The social democratic challenge of social exclusion and marginalisation, as part of the expression of its view about the socio-economic content of democracy, relates not only to those who are poor, including the disabled.

It must also relate to the important question of the emancipation of women and the achievement on a sustained basis of gender equality. No society can be considered to be truly democratic where the women are in manner which makes them less than equal to men.

The pursuit of the objective of prosperity for all therefore imposes an obligation on the social democratic movement in the developed countries to adopt as an inherent part of its programmes and struggle the achievement of such prosperity in the developing countries as well.

Historically, this movement has always defined itself as internationalist by nature. It was therefore ahead of al other political tendencies in recognising that even as early as the 19th century, the economy was developing in a manner that tended to unite the peoples across national boundaries.

The current process of globalisation should therefore further underline the critical importance of the strengthening of the internationalist posture of the social democratic movement.

This also relates directly to the challenge we all face not to relax our offensive against racism and xenophobia. European history as well as our own, speak very loudly of the fact that racism constitutes a direct threat to democracy itself and not merely the democratic and human rights of those who happen to be the victims of racism and xenophobia.
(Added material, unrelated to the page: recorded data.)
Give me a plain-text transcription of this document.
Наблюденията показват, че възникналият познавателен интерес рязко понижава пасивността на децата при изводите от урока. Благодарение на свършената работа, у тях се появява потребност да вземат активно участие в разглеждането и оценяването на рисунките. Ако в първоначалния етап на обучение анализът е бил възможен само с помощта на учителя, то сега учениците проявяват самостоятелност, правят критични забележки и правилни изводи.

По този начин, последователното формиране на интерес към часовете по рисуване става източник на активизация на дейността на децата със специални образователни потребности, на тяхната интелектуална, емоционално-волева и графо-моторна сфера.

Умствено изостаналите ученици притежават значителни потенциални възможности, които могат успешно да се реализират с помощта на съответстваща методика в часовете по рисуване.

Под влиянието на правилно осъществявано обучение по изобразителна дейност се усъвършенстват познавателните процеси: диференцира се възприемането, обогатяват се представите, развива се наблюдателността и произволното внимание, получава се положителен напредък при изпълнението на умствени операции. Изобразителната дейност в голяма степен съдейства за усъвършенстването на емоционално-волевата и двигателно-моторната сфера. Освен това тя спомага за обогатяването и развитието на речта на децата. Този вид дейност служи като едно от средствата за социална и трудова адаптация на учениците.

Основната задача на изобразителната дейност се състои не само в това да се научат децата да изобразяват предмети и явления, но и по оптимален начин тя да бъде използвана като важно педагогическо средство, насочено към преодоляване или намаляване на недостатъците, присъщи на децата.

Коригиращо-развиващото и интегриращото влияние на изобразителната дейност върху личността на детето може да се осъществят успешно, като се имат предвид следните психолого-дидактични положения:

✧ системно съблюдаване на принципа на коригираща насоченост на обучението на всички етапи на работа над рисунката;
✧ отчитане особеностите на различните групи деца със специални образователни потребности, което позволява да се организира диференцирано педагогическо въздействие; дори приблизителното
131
The struggle for democracy world wide is a struggle for the emancipation of human society from oppression, discrimination, poverty and ignorance and from the serious threat of the degradation of the environment.

It is self-evident that we cannot win this struggle unless we are organised to wage it, unless we have the theoretical framework to guide us in our work, unless we succeed to release the energy of the youth and the masses in all countries to act as their own liberators.

In his poem, "Question from a worker who reads", Brecht wrote:

"Who built Thebes of the seven gate?
In the books you will find the names of kings.
Did the kings haul up the lumps of rock?...
The young Alexander conquered India.
Was he alone?
Ceasar beat the Gauls.
Did he not have even a cook with him?
Philip of Spain wept when his armada
Went down. Was he the only one to weep?...
Every page a victory.
Who cooked the feast for the victors?
Every ten years a great man.
Who paid the bill?"

These question should not raise for us we know that without the working people who are both the architects and the defenders of democracy, our own Thebes of the seven gates will not be built.